Poetry / Brett Haymaker
:: The Bears ::
when I pedal home at four in the morning
these two guys were yelling
although I think they were trying to sing.
They were yelling about ‘the bears’
with nobody but them on the street
everyone sleeping because they work 40+ hours a week
or just waking up because two idiots are yelling
GO BEARS outside their window and when I pedal past them
they yell, pointing at me with one of their fingers, heyhey! go
bearsgobearsgobears, and instead of hearing, yay!
go bears! it is in my nature to hear: Go, bear. Go away.
And the finger pointing from the tip of their outstretched arms
does not point at me, but rather a place not here, a place
I ought to consider, so I responded by saying, Hey, why don’t you
shut up, and they responded by twisting one of their fingers
up as if it were a candle plunged into a celebration cake
and I would have joined their merriment
always wanted to
but the merriment never suited me
like it suits some
so instead I pedaled on
occasionally looking through the moving branches
and with an open mouth
I swallowed five thousand pointed stars
proving I could
be alone
just me
honey on my lips.
From the writer
:: Account ::
At the time I wrote this poem, I was working a 4 a.m. – 12 p.m. shift at a grocery store, which required me to leave my house around 3 a.m.—just as the last remnants of drunk sports fans in the city stumble back to their homes, drunk-texting old lovers, peeing in alleys, and accosting any other person on the street with enthusiastic insights.

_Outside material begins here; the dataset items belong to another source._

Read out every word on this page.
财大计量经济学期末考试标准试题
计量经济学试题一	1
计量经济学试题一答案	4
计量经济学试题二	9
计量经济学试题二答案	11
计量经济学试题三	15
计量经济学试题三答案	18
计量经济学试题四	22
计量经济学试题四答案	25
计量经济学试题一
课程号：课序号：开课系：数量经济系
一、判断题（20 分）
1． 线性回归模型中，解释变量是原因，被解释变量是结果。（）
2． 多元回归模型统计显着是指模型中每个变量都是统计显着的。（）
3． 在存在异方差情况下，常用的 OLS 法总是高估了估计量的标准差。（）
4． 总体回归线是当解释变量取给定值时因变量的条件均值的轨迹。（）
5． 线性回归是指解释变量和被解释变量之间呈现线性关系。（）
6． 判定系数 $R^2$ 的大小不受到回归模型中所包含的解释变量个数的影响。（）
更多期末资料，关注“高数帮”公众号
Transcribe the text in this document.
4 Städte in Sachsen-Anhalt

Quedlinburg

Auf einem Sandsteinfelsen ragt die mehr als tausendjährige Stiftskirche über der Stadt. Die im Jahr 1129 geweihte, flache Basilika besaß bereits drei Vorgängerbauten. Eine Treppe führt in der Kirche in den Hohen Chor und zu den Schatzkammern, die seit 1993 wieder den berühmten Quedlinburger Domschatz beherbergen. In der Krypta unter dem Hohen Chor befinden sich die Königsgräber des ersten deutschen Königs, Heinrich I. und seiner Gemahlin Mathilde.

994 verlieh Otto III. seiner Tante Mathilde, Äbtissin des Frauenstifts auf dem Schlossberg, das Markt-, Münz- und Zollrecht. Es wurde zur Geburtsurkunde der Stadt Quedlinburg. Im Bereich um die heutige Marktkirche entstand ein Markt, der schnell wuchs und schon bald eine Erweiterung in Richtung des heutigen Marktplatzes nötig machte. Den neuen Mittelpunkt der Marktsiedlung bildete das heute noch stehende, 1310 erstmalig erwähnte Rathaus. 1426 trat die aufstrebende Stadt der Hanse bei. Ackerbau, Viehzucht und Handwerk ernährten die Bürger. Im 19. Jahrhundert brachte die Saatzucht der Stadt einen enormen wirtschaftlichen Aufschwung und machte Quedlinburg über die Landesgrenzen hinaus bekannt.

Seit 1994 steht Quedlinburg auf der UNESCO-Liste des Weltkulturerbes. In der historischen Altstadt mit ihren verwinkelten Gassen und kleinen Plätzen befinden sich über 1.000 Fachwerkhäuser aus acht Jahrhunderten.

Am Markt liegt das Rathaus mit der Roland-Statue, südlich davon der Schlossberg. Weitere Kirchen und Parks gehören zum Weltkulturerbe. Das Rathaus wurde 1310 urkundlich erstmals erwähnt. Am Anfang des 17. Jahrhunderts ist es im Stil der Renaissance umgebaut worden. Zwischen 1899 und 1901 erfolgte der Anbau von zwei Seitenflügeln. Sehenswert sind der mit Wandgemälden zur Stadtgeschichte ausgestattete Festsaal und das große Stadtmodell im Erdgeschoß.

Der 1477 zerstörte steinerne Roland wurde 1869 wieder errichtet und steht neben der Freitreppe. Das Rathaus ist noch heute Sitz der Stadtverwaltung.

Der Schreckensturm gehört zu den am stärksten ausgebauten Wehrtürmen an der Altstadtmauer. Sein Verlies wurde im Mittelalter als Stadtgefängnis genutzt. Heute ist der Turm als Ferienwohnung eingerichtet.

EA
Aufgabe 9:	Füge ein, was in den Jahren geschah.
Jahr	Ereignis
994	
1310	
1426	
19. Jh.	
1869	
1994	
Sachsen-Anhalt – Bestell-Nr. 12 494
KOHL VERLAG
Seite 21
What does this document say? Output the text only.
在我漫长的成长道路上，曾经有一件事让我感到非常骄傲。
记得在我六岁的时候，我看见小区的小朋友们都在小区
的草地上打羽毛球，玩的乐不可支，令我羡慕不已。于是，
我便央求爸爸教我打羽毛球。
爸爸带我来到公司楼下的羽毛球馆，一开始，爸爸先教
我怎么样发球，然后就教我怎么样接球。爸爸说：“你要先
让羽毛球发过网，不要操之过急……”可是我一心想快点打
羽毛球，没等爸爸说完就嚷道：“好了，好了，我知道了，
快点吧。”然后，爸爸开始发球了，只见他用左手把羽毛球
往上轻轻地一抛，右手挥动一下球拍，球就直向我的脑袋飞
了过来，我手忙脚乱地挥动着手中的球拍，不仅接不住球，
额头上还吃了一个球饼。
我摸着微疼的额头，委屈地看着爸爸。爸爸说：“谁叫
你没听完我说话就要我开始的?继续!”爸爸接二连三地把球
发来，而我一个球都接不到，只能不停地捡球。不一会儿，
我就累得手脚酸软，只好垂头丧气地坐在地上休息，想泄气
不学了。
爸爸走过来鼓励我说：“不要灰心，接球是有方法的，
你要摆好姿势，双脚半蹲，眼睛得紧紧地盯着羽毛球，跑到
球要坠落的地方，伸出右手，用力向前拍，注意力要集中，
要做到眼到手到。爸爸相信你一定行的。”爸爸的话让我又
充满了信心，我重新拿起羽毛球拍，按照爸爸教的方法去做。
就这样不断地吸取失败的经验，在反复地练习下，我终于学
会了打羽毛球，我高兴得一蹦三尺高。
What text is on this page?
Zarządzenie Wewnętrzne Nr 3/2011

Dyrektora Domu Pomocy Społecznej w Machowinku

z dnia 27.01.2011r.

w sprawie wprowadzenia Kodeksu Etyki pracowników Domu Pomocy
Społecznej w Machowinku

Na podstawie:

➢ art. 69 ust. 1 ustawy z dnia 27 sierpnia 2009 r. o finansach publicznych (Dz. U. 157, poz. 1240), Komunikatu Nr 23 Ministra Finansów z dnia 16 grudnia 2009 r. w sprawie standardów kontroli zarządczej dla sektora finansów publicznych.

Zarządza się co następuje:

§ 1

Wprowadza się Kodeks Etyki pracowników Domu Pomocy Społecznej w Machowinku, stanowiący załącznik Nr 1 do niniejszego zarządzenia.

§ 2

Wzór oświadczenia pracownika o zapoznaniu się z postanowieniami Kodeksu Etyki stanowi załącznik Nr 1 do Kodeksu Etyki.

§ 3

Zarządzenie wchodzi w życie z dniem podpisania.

I don’t own a car and enjoy riding my bike through the mostly empty, sleeping city—free to blow through stop signs and daydream a bit along the way. So when I came across a pack of guys screaming some bullshit song about a football team at an hour so many hard-working people were using for sleep—I couldn’t keep quiet. I had to lash out at them because, in that moment, they became proxies for everything in the dominant culture that I detested—detested because, despite my repulsion, I still seek “their” approval. As if a 9 – 5 job with a perfect house and marriage is the life everyone wants and needs, and if you don’t have that you are not a true citizen of planet America. I know it’s bullshit, but that hasn’t stopped the messages from being internalized and regurgitated and used to look at myself with disdain. The poem is both a recognition of the sorrow that accompanies that and a rebellion against it.
I should also say that I had recently re-read an old copy of Winnie-the-Pooh—an excellent book—as well as Gerald Stern’s book of poems In Beauty Bright, both of which are in conversation here.
Brett Haymaker is the recipient of an MFA in Poetry from Drew University as well as a poetry fellowship from Charles University in Prague where he studied with Slovak-American poet and translator James Ragan. In 2012, Brett won The Philadelphia Inquirer’s National Poetry Month competition. His poems have been published in Rattapallax and Willows Wept Review. He currently lives in Chicago, Illinois.